= Ranbir Singh Kanwar =

Indian agriculturalist

Dr. Ranbir Singh Kanwar (20 December 1930 – 20 December 2005) was an eminent plant breeder and agronomist who helped usher in the green revolution in India (http://www.sugarcaneindia.com/r_s_kanwar.html). He obtained his Ph.D. from Ohio State University, Columbus under a joint Indo-US development program. His major contribution was in the area of breeding sugarcane varieties which yielded higher sugar and were early maturing. His most remarkable variety was Co.J. 64 which brought back the dwindling sugar industry in North India out of the doldrums in the 1970s (http://www.sugarcaneindia.com/pg3.html).

His most outstanding research contributions were the development of CO.J. 64, CO.J. 83 and CO.J. 85 (CO - Coimbatore, J - Jalandhar: Naming done by abbreviating these two cities in India where the varieties were bred, Flowering of sugarcane crop occurs only in Coimbatore's climate.) These are three exceptional early maturing high sugar content varieties:
Notable Contributions of Kanwar were:
- Introduction of polythene-bag technique for quick seed multiplication (http://www.sugarcaneindia.com/pg9.html).
- Inter-cropping technology with wider inter-row spacing (http://www.sugarcaneindia.com/pg10.html).
- Development of agro-techniques for raising successful ratoon crop from winter harvested crop and improved nitrogen use efficiency with soil applied insecticides.

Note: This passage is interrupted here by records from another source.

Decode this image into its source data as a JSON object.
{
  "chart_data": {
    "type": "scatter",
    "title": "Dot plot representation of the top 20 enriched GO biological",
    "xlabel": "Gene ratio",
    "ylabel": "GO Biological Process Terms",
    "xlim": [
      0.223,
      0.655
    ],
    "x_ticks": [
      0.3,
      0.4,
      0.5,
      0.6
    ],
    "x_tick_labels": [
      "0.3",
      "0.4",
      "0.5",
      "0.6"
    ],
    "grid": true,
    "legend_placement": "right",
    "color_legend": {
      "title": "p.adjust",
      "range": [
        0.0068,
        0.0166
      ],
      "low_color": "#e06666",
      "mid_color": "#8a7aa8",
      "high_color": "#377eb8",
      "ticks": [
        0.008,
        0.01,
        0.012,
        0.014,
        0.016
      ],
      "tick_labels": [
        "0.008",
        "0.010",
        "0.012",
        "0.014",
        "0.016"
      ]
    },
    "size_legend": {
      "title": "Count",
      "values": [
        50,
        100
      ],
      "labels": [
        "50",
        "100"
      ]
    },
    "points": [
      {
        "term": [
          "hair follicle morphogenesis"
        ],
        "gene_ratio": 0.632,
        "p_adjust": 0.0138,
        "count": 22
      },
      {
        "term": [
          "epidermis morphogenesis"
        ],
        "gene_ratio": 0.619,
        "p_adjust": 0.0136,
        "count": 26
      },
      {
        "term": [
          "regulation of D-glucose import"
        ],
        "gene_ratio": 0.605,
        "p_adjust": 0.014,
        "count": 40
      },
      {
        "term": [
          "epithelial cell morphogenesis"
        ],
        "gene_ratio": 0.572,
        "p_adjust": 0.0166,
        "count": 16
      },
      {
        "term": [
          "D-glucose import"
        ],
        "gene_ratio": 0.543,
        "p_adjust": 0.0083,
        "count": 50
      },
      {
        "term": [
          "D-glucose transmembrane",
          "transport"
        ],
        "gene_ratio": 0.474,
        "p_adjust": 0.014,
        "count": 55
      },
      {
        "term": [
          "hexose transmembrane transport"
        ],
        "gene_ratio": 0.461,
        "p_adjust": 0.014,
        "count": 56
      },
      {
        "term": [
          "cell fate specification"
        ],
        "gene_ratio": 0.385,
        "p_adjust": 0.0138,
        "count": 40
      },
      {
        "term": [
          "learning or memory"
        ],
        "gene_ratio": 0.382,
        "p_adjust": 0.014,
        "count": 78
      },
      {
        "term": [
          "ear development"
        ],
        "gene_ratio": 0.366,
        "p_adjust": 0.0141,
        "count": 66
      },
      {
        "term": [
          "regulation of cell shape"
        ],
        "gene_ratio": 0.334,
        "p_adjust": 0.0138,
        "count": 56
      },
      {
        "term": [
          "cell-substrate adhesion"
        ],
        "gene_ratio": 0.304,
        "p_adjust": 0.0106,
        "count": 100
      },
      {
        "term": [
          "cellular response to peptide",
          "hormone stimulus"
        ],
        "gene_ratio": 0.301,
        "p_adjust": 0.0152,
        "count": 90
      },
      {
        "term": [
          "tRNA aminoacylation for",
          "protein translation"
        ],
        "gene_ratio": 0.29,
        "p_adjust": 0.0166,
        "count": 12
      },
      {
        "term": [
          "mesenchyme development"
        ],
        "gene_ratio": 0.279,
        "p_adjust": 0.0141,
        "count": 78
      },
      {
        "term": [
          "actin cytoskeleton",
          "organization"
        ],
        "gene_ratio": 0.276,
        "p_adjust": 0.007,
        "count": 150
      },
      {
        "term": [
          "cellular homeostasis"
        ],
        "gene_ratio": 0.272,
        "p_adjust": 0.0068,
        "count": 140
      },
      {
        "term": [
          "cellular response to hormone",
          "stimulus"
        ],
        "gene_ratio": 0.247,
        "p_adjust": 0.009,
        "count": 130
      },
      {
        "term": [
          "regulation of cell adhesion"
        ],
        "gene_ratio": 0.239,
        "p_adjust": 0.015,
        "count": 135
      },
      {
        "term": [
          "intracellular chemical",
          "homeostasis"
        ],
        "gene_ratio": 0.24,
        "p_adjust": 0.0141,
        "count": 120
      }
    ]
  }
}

He worked in the capacities of Additional Director of Research (Agriculture), Punjab Agricultural University, Ludhiana and as Director of Research (1979–1980) in Himachal Pradesh Agricultural University, Palampur. He gave new directions to agricultural research in the two North Indian states. He also worked as Senior Sugarcane Consultant to Food and Agriculture Organization and undertook international assignments for sugarcane development in Pakistan, Nigeria and Congo.

He died of cancer on his 75th birthday in 2005.